Vampire-themed campaigns push ‘Blood’

Faux ads feature major brands

TV shows typically don’t have the backing of major advertisers the way Hollywood tentpoles do upon their release.

But for the second-season launch of “True Blood,” HBO enlisted eight major marketers to create vampire-themed campaigns in major newspapers and magazines, on billboards and across the Web. It’s a push any marketing maven would die for.

The Mini car brand touts a blood-red convertible with the tagline “Feel the wind in your fangs” while Geico claims it can save vampires 15% on auto insurance. Monster.com offers “thousands of night shifts,” and a new fragrance from Marc Ecko promises to “attract a human,” accompanied by a titillating shot of a vamp about to snack on a model.

Comcast, DirecTV and Harley-Davidson were also involved in the effort scared up by Digital Kitchen, which produced 30 ads for the brands, and designed the main titles for the show.

HBO was looking for a campaign that stressed how vampires live among us, with vampire-specific product concepts from the companies. The faux ads look like stuff the brands might actually conjure up themselves.

“Our goal was to ignite curiosity and inspire buzz about the show,” says Zach Enterlin, VP of advertising and promotions for HBO. “Authenticity is really important and critical to credibility.”

The irony is that HBO doesn’t air advertising its own channels, nor does it accept fees for product placement. HBO wound up footing the bill for the paid ads, which run through the rest of the month.
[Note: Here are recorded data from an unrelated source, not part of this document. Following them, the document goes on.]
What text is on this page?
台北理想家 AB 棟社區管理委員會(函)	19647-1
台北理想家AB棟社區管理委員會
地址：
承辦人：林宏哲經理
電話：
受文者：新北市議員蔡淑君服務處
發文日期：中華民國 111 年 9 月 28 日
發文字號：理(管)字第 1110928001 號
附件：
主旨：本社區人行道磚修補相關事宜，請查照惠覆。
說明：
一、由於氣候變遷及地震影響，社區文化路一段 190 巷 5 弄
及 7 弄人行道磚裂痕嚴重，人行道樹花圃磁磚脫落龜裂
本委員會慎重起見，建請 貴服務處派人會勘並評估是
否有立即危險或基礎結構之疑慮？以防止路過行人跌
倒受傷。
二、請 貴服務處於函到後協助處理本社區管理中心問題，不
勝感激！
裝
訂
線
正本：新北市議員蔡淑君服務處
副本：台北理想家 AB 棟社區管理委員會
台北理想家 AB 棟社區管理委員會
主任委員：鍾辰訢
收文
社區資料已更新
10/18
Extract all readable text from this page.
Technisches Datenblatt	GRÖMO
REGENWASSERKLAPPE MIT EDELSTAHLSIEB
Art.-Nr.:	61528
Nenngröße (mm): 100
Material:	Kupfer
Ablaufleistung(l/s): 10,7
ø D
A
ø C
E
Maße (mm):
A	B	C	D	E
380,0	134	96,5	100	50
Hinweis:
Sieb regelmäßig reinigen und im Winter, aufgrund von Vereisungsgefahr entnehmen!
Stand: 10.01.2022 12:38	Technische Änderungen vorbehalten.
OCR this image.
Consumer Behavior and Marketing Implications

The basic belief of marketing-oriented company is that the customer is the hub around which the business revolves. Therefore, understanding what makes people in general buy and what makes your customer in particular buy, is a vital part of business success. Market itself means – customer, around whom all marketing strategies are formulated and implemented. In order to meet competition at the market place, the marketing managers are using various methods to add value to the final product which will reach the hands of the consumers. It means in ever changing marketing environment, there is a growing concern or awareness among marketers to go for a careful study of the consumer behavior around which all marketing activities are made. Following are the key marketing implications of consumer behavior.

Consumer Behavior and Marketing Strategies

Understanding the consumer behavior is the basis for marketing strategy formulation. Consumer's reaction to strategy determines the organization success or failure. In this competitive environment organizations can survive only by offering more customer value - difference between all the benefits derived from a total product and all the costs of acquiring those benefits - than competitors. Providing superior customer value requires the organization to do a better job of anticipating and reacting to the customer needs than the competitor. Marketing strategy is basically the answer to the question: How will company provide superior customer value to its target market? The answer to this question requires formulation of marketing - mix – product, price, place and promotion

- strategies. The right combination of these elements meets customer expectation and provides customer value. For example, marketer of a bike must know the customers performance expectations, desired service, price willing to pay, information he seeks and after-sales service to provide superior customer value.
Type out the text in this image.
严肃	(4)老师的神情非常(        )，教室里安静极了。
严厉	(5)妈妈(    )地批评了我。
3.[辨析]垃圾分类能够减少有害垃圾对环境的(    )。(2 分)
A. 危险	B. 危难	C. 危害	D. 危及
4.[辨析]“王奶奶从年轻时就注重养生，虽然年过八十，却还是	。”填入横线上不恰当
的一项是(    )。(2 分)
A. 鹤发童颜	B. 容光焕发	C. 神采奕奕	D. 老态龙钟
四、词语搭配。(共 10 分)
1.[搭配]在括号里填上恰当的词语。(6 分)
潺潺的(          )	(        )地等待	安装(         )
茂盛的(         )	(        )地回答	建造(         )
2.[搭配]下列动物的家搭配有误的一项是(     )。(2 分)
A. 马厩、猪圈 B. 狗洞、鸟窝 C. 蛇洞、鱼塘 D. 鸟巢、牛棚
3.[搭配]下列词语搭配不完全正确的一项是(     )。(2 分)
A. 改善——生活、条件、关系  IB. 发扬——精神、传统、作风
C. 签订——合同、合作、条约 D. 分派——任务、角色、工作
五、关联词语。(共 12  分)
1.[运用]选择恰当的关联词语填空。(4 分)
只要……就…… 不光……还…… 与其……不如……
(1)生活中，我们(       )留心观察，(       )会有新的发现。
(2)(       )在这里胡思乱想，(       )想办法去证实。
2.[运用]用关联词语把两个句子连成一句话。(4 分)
The campaign will continue online and at events like Comic-Con throughout the season.

Marketers are ever eager to tie in with hot properties, and the “True Blood” campaign could give TV nets some new ideas of how to take a page from movie marketing and creatively use consumer brands to make their shows stand out with viewers.

The visuals have seemed to help “True Blood’s” return: The season-two bow on June 14 attracted 3.7 million viewers, up 51% from season one’s finale. An encore gave it a combined 5.1 million.

“It’s becoming increasingly difficult to resonate with consumers given how cluttered the advertising marketplace is,” Enterlin says. “Any chance we get to reach out to a consumer beyond a traditional print ad and 30-second spot is an opportunity we really need to seize.”